Credited from: INDIATIMES

  • India has imposed restrictions on imports from Bangladesh, significantly impacting trade.
  • The move affects approximately $770 million worth of goods, particularly textiles and food products.
  • This action is viewed as a reciprocal measure following Bangladesh's recent import restrictions on Indian goods.

India's commerce ministry announced sweeping restrictions on imports from Bangladesh, especially targeting the textile sector, which could disrupt trade worth around $770 million. The new rules, effective immediately, move many Bangladeshi goods, including garments, processed foods, and plastics, previously imported via land ports, to select seaports only: Kolkata and Nhava Sheva. This shift affects nearly 42% of Bangladesh’s total exports to India, with garment exports alone valued at about $618 million facing longer transit times and higher costs, according to India Times and South China Morning Post.

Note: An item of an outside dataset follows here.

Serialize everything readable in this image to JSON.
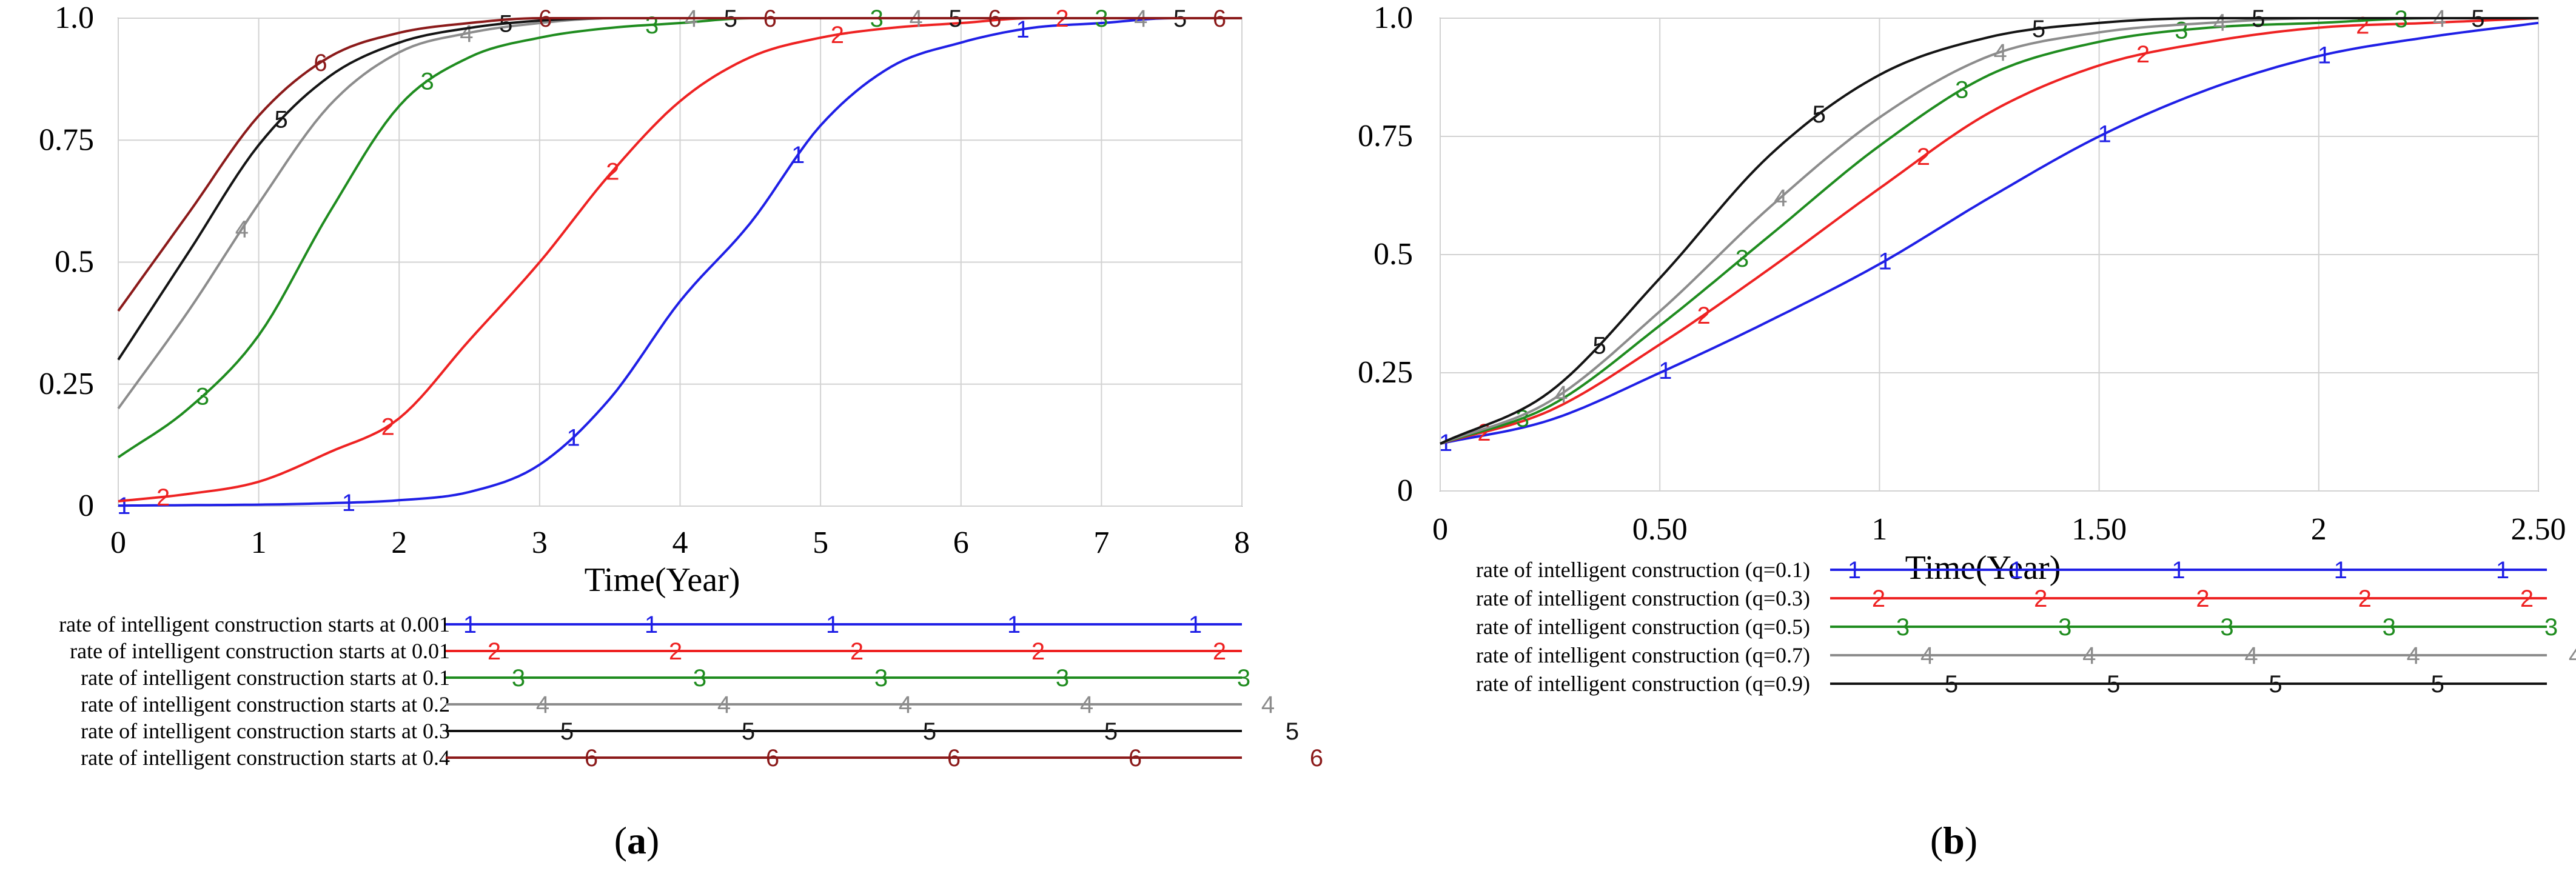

The recent restrictions are seen as a "reciprocal measure," following Bangladesh's own curbs on Indian imports, including cotton yarn and rice, amid deteriorating diplomatic relations after the ousting of former Bangladeshi Prime Minister Sheikh Hasina. An Indian government source highlighted that these import limitations aim to restore equal market access between the two nations, which has been compromised by conflicting trade practices. This situation is particularly alarming for Bangladeshi exporters, who rely heavily on the Indian market for their products, as mentioned in reports from Dawn and India Times.

Experts warn that the new policy may create a temporary disruption in supply chains for both Bangladeshi and Indian manufacturers, possibly leading to increased prices for consumers. The loss of the efficient Petrapole land port, which accounted for over 75% of apparel imports, may hinder small Bangladeshi exporters significantly. Ajay Srivastava from the Global Trade Research Initiative (GTRI) noted that the shift would help Indian manufacturers regain competitiveness, as Bangladeshi firms had enjoyed an unfair advantage due to duty-free access to Chinese fabrics, according to India Times and South China Morning Post.

The Indian Textile and Clothing Industry is positioning this restriction as a chance to diminish the reliance on imported apparel and textiles, potentially realizing a market opportunity worth ₹1,000–2,000 crore. However, industry analysts caution that rising prices of apparel may be on the horizon if supply chains are affected, which could lead to a 2-3% increase in costs for popular clothing items. This strategic response highlights the escalating trade rivalry and the complexities involved in bilateral economic relationships between the two nations, according to India Times and Dawn.